Power Ballads at the Fleece

The first Friday of every month sees this epic club night at The Fleece and no matter how many times I go it never gets old. It’s a no frills, no-holds barred karaoke session basically, with you and every other reveller on the dance floor. There have been many occasions when I have belted out 4 Non-Blondes and Whitney Houston whilst flaying about and being my own air guitar master; serenading complete strangers who also meant to only go out for ‘one’ after work on a Friday. It’s a bloody laugh innit.

Baps…

natalie burger

I couldn’t write down the reasons I love Bristol and not mention the burger scene. For anyone who knows me knows how much joy I get from chowing down on a bap and we are truly spoilt for choice with options all over the city. Of course I understand the arguments for having too much of one thing, but I disagree. I believe each establishment offers us something different; there are places to takeaway, to sit in and have cocktails, restaurants that are better for families and venues which aren’t afraid to try something new. It would be pretty boring if they were all the same anyway right?

asado

Through my love of eating, I’ve also managed to forge some lovely friendships with the teams behind the buns, and their enthusiasm for bringing the best to Bristol is wonderful to see. I often get tagged in burger photos on Instagram and on Twitter, and receive messages from friends and strangers asking for recommendations on where to get their next burger fix and this brings me no end of joy. I’ve been able to meet, communicate and discuss all things meaty with a bunch of new faces which I really love. It’s just another reason (aside from them being delicious) that I will always champion the Bristol burger gods and for some people to call me Bristol’s burger queen is beyond a compliment.

Action for Change

There are so many examples of initiatives and events I could shout out for this example of why Bristol is special, so big up to everyone championing to make a difference in any way they can.

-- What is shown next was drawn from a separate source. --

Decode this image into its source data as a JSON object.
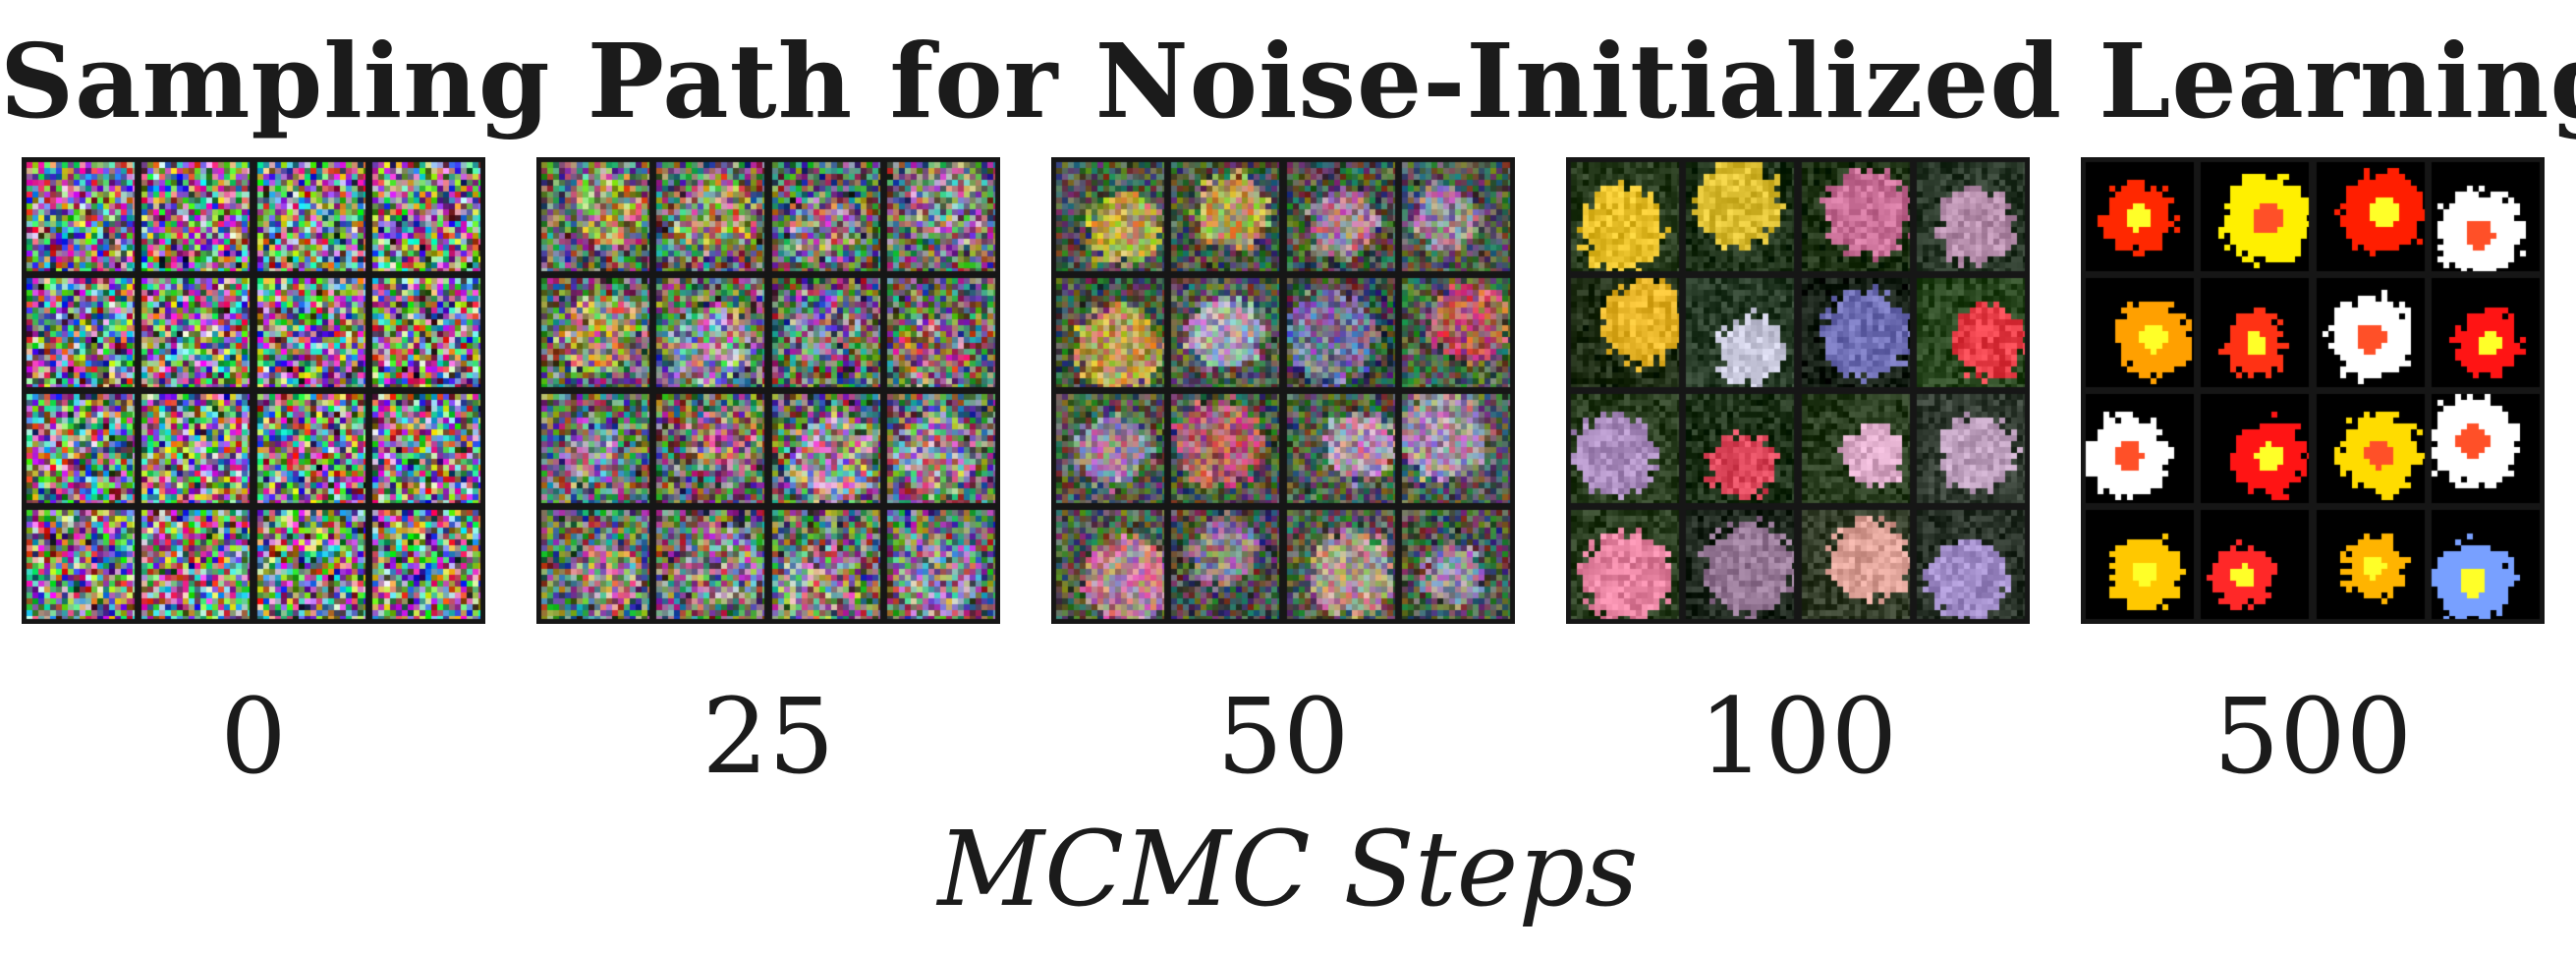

Not only do individuals recognise problems and the need for change here, but they actually roll up their sleeves and start doing something about it.

The 91 Ways events have proved hugely popular across the city, and the idea behind it is really quite simple; uniting people through the love of food. Bristol has a diverse range of communities that live together and these events are designed to fuse these different cultures and promote a healthier, more sustainable city. It also allows communities or people who may feel isolated or out on a limb to make connections with others and engage in important discussions. It is ideas like this that allow people from all walks of life the chance to come together.

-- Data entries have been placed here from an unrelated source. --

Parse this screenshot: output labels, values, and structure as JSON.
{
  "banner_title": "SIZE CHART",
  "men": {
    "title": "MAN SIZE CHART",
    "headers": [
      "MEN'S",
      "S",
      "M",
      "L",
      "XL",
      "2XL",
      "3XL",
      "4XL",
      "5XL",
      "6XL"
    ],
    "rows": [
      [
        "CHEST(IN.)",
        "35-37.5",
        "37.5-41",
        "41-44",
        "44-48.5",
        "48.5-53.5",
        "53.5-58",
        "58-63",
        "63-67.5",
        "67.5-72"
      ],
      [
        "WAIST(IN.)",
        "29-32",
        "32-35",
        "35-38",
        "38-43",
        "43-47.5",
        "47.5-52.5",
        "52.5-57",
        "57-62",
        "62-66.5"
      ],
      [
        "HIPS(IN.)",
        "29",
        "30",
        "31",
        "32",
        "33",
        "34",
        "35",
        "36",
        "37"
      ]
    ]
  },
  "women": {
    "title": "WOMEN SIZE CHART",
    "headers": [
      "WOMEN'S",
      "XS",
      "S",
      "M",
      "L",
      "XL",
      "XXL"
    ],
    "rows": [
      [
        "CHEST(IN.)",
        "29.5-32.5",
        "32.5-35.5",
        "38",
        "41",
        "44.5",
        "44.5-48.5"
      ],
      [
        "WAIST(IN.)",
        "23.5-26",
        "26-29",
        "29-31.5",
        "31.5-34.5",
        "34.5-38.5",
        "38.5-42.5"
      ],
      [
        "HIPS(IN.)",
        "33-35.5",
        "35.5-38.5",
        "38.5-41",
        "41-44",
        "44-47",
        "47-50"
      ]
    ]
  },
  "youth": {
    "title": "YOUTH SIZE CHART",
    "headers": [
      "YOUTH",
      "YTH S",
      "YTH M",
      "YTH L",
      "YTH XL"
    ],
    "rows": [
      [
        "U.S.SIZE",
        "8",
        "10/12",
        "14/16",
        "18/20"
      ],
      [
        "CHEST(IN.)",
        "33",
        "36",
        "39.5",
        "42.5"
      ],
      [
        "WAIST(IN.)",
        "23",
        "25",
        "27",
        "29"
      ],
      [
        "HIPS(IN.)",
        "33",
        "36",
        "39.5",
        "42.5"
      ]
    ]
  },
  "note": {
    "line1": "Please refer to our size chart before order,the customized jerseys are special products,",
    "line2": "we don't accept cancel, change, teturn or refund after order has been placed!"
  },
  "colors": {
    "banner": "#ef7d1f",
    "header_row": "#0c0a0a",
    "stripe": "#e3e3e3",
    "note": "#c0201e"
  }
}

There are also smaller scale (but no less important) projects, such as Incredible Edible Bristol which promotes the use of land (no matter how big or small) to grow food. The team here, made up of volunteers and partners have created over 30 edible gardens in spaces across Bristol and the food grown is free and for anyone to take away and eat.  This initiative has also introduced a scheme to get schools involved, so that youngsters can see the importance first hand of being able to grow and eat sustainably.

As in every city there are charities designed to help the less fortunate, so this is not something new in Bristol, however the support and willingness of people to get stuck in and help knows no bounds here. People collecting donations of food and warm clothes to hand out to those sleeping on the streets, unwanted/unused scarfs tied to lampposts so that those who are homeless can take them to keep and fund raising events are just a small selection of ideas I have witnessed whilst living here. Care in the community has never had more of a profound meaning.

So Bristol, I love you, do you mind if I stay?